This is the first in what will likely be many posts where you get to LFMM (“Learn From My Mistakes”). These are mistakes I have made in the past or just general production misfortunes I have experienced over the years. Despite your best effort things will go sideways and you’ll have to scramble and recover and do your best to limit the blast radius. Use these posts to avoid a mistake or problem without having to feel the pain and stress of actually going through it.
This edition is about AWS quotas and limits, specifically around SMS but the takeaway can apply to any cloud provider and quota limit as all will have similar feature sets.
If you intend to send SMS messages as part of your product and you are using AWS then, as of this writing, you may be using Amazon SNS where you can set SMS messaging preferences. In those preferences you can set an Account spend limit which is an optional preference that allows you to limit the amount of money you spend each month sending text messages.
Now, you may think, “Just don’t set a limit”. While this is technically possible, the option is meant to protect you from yourself so you don’t break the bank in the case of a bug. In production it’s better to have a clear understanding of what your SMS monthly “load” will be and budget accordingly. In AWS there are two values to understand when it comes to SMS messaging via SNS. The account spend limit quota and the account spend limit preference. The quota is the maximum upper limit you can set the preference to. The spend limit preference is the dollar amount at which text messages will stop being sent by the system. Both are per-region settings.
A quick example. Let’s assume your account has a $100 quota max and the current spend limit is set to $10. Once you have sent $10 worth of messages within a month AWS will not send any new SMS messages and they will be logged with the error
No quota left for account. But since your quota max is $100 you can increase the spend limit preference to anything up to $100 and your SMS messages will begin to flow again immediately. If you reach the $100 limit, however, you must submit a quota increase request ticket to AWS support. This can take up to several days to process.
This seems pretty straight forward. You will know, based on usage and text message rates, how much you are likely to spend in a month and can set the preference accordingly. As your company grows you can preemptively request quota increases to give you more headroom.
Enter your international team members. You found an incredible tester in Germany. They are fantastic. Then one day you start getting customer complaints that SMS messages are not longer sending. You haven’t onboarded a ton of new customers and the system isn’t sending any more messages than usual. What happened? Remember that fantastic tester. Well, those text messages that cost a fraction of a penny to send within the US cost over 10x as much to send to Germany via SNS. That single tester just blew through your entire spend limit for the month and shut down all outbound SMS messaging 🤯.

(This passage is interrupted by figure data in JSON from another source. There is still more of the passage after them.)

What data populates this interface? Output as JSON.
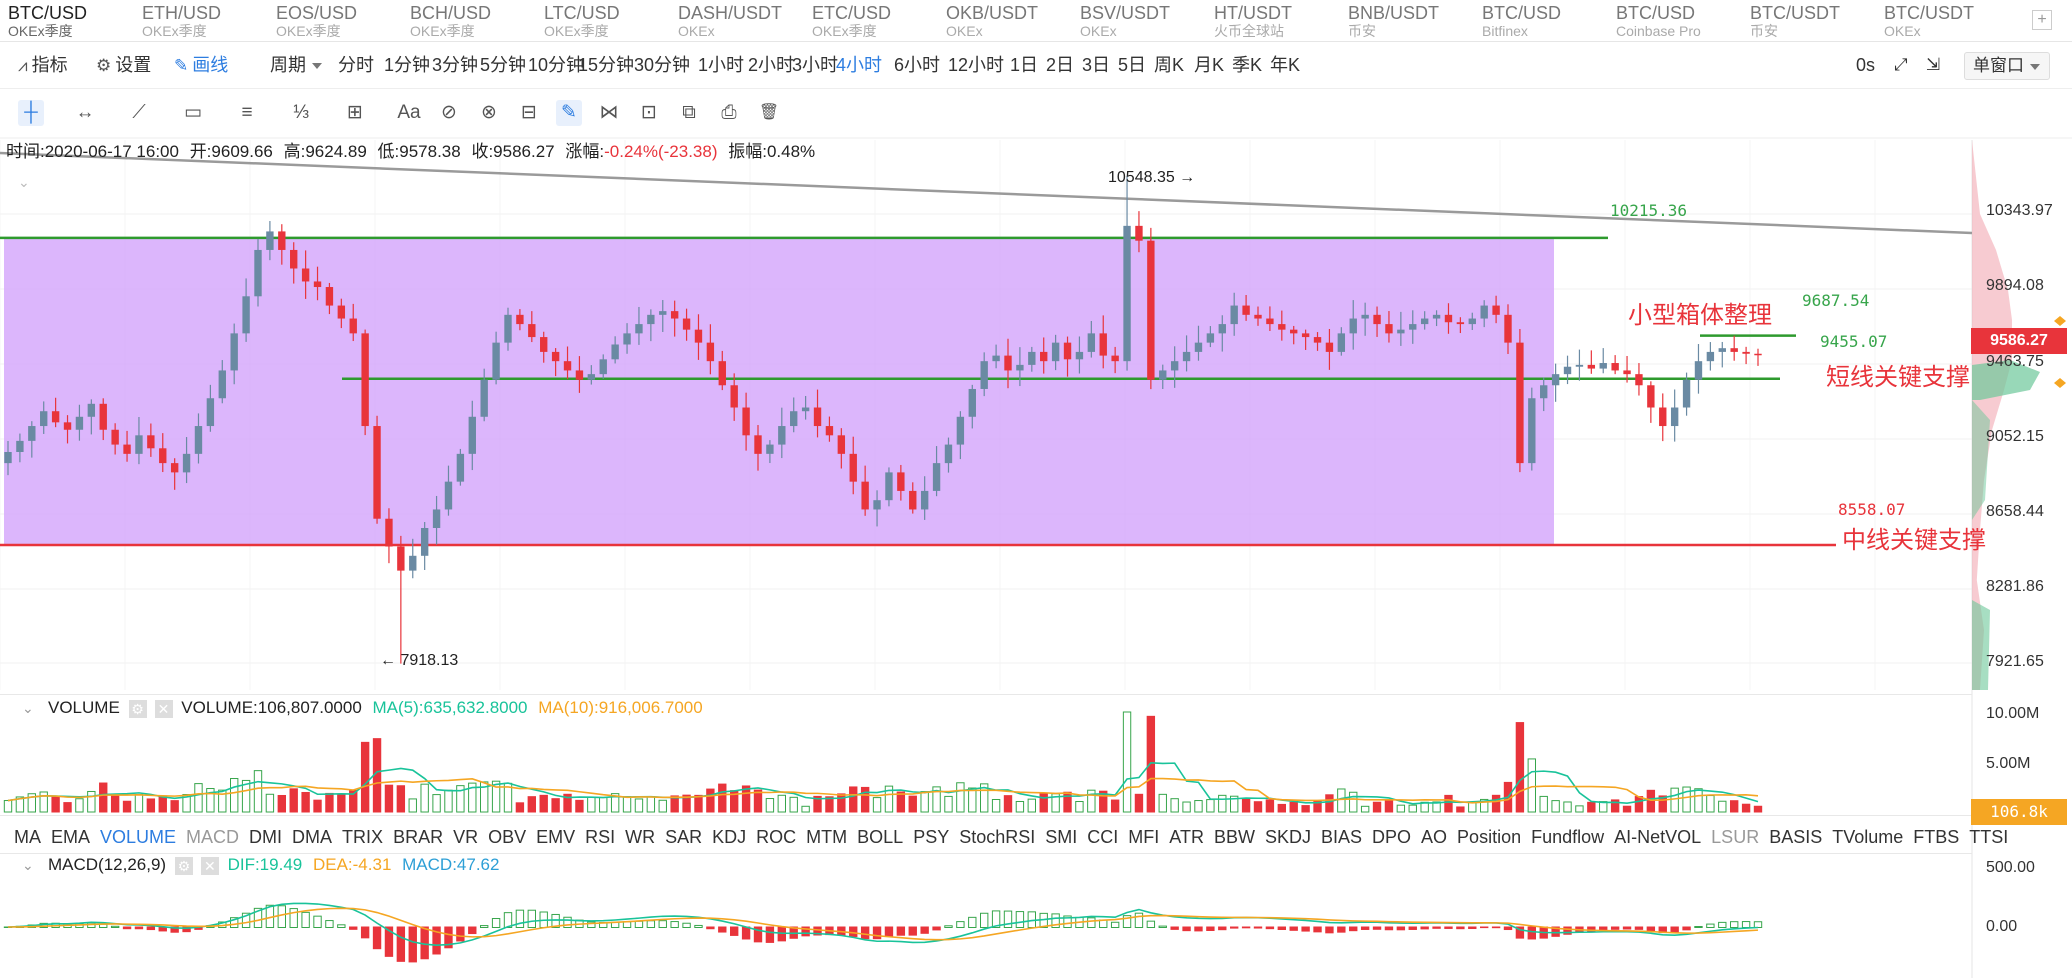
{
  "markets": [
    {
      "symbol": "BTC/USD",
      "exchange": "OKEx季度",
      "active": true
    },
    {
      "symbol": "ETH/USD",
      "exchange": "OKEx季度"
    },
    {
      "symbol": "EOS/USD",
      "exchange": "OKEx季度"
    },
    {
      "symbol": "BCH/USD",
      "exchange": "OKEx季度"
    },
    {
      "symbol": "LTC/USD",
      "exchange": "OKEx季度"
    },
    {
      "symbol": "DASH/USDT",
      "exchange": "OKEx"
    },
    {
      "symbol": "ETC/USD",
      "exchange": "OKEx季度"
    },
    {
      "symbol": "OKB/USDT",
      "exchange": "OKEx"
    },
    {
      "symbol": "BSV/USDT",
      "exchange": "OKEx"
    },
    {
      "symbol": "HT/USDT",
      "exchange": "火币全球站"
    },
    {
      "symbol": "BNB/USDT",
      "exchange": "币安"
    },
    {
      "symbol": "BTC/USD",
      "exchange": "Bitfinex"
    },
    {
      "symbol": "BTC/USD",
      "exchange": "Coinbase Pro"
    },
    {
      "symbol": "BTC/USDT",
      "exchange": "币安"
    },
    {
      "symbol": "BTC/USDT",
      "exchange": "OKEx"
    }
  ],
  "add_tab": "+",
  "toolbar": {
    "indicators": "指标",
    "settings": "设置",
    "drawing": "画线",
    "period": "周期",
    "intervals": [
      "分时",
      "1分钟",
      "3分钟",
      "5分钟",
      "10分钟",
      "15分钟",
      "30分钟",
      "1小时",
      "2小时",
      "3小时",
      "4小时",
      "6小时",
      "12小时",
      "1日",
      "2日",
      "3日",
      "5日",
      "周K",
      "月K",
      "季K",
      "年K"
    ],
    "active_interval": "4小时",
    "countdown": "0s",
    "window_mode": "单窗口"
  },
  "drawing_tools": [
    "crosshair-icon",
    "horizontal-ray-icon",
    "trend-line-icon",
    "rectangle-icon",
    "parallel-channel-icon",
    "fibonacci-icon",
    "measure-icon",
    "text-icon",
    "brush-icon",
    "magnet-icon",
    "ruler-icon",
    "pen-icon",
    "pattern-icon",
    "lock-icon",
    "copy-icon",
    "screenshot-icon",
    "trash-icon"
  ],
  "drawing_tool_glyphs": [
    "┼",
    "↔",
    "⟋",
    "▭",
    "≡",
    "⅓",
    "⊞",
    "Aa",
    "⊘",
    "⊗",
    "⊟",
    "✎",
    "⋈",
    "⊡",
    "⧉",
    "⎙",
    "🗑"
  ],
  "info": {
    "time": "时间:2020-06-17 16:00",
    "open": "开:9609.66",
    "high": "高:9624.89",
    "low": "低:9578.38",
    "close": "收:9586.27",
    "change_label": "涨幅:",
    "change_value": "-0.24%(-23.38)",
    "amplitude": "振幅:0.48%"
  },
  "annotations": {
    "high_mark": "10548.35 →",
    "low_mark": "← 7918.13",
    "level_10215": "10215.36",
    "level_9687": "9687.54",
    "level_9455": "9455.07",
    "level_8558": "8558.07",
    "small_box": "小型箱体整理",
    "short_support": "短线关键支撑",
    "mid_support": "中线关键支撑"
  },
  "price_axis": [
    "10343.97",
    "9894.08",
    "9463.75",
    "9052.15",
    "8658.44",
    "8281.86",
    "7921.65"
  ],
  "last_price": "9586.27",
  "volume": {
    "title": "VOLUME",
    "value": "VOLUME:106,807.0000",
    "ma5": "MA(5):635,632.8000",
    "ma10": "MA(10):916,006.7000",
    "axis": [
      "10.00M",
      "5.00M"
    ],
    "last": "106.8k"
  },
  "indicator_list": [
    "MA",
    "EMA",
    "VOLUME",
    "MACD",
    "DMI",
    "DMA",
    "TRIX",
    "BRAR",
    "VR",
    "OBV",
    "EMV",
    "RSI",
    "WR",
    "SAR",
    "KDJ",
    "ROC",
    "MTM",
    "BOLL",
    "PSY",
    "StochRSI",
    "SMI",
    "CCI",
    "MFI",
    "ATR",
    "BBW",
    "SKDJ",
    "BIAS",
    "DPO",
    "AO",
    "Position",
    "Fundflow",
    "AI-NetVOL",
    "LSUR",
    "BASIS",
    "TVolume",
    "FTBS",
    "TTSI"
  ],
  "macd": {
    "title": "MACD(12,26,9)",
    "dif": "DIF:19.49",
    "dea": "DEA:-4.31",
    "macd": "MACD:47.62",
    "axis": [
      "500.00",
      "0.00"
    ]
  },
  "colors": {
    "up": "#37a54b",
    "down": "#e8343b",
    "box_fill": "#d4a6fb",
    "accent": "#2d7de0",
    "ma5": "#19c39a",
    "ma10": "#f5a623"
  },
  "chart_data": {
    "type": "candlestick",
    "interval": "4小时",
    "last": {
      "time": "2020-06-17 16:00",
      "open": 9609.66,
      "high": 9624.89,
      "low": 9578.38,
      "close": 9586.27
    },
    "series_close": [
      9060,
      9120,
      9200,
      9280,
      9220,
      9180,
      9250,
      9320,
      9180,
      9100,
      9050,
      9150,
      9080,
      9000,
      8950,
      9050,
      9200,
      9350,
      9500,
      9700,
      9900,
      10150,
      10250,
      10150,
      10050,
      9980,
      9950,
      9850,
      9780,
      9700,
      9200,
      8700,
      8550,
      8420,
      8500,
      8650,
      8750,
      8900,
      9050,
      9250,
      9450,
      9650,
      9800,
      9750,
      9680,
      9600,
      9550,
      9500,
      9450,
      9480,
      9560,
      9640,
      9700,
      9750,
      9800,
      9820,
      9780,
      9720,
      9650,
      9550,
      9420,
      9300,
      9150,
      9050,
      9100,
      9200,
      9280,
      9300,
      9200,
      9150,
      9050,
      8900,
      8750,
      8800,
      8950,
      8850,
      8750,
      8850,
      9000,
      9100,
      9250,
      9400,
      9550,
      9580,
      9500,
      9530,
      9600,
      9550,
      9650,
      9560,
      9600,
      9700,
      9580,
      9550,
      10280,
      10200,
      9450,
      9500,
      9550,
      9600,
      9650,
      9700,
      9750,
      9850,
      9800,
      9780,
      9750,
      9720,
      9700,
      9680,
      9650,
      9600,
      9700,
      9780,
      9800,
      9750,
      9700,
      9720,
      9750,
      9780,
      9800,
      9760,
      9750,
      9780,
      9850,
      9800,
      9650,
      9000,
      9350,
      9420,
      9480,
      9520,
      9530,
      9510,
      9540,
      9500,
      9480,
      9420,
      9300,
      9200,
      9300,
      9450,
      9550,
      9600,
      9620,
      9600,
      9590,
      9586
    ]
  }
}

Here are the key takeaways to apply to your production setup:
- Always make sure the upper spend limit quota has plenty of headroom compared to your spend limit preference. This gives you room to rapidly adjust the spend limit without having to request a quota increase from AWS.
- Keep a careful eye on both your max quota and spend limit preference value to make sure they are sufficient. You can use your monthly billing statement to help with this.
- Create an SMS spending alarm. This is an automated way to be notified when you are approaching your limit.
- Create an alarm based on delivery rate. You will never have 100% but if it decreases rapidly in a short time you know you have a problem that needs immediately attention.
- Be mindful of WHERE you may be sending messages and how that will affect your spend rate and therefore how fast you will reach your spend limit each month.
Do you have any fun stories regarding quotas or limits in AWS? The community would love to hear about it in the comments.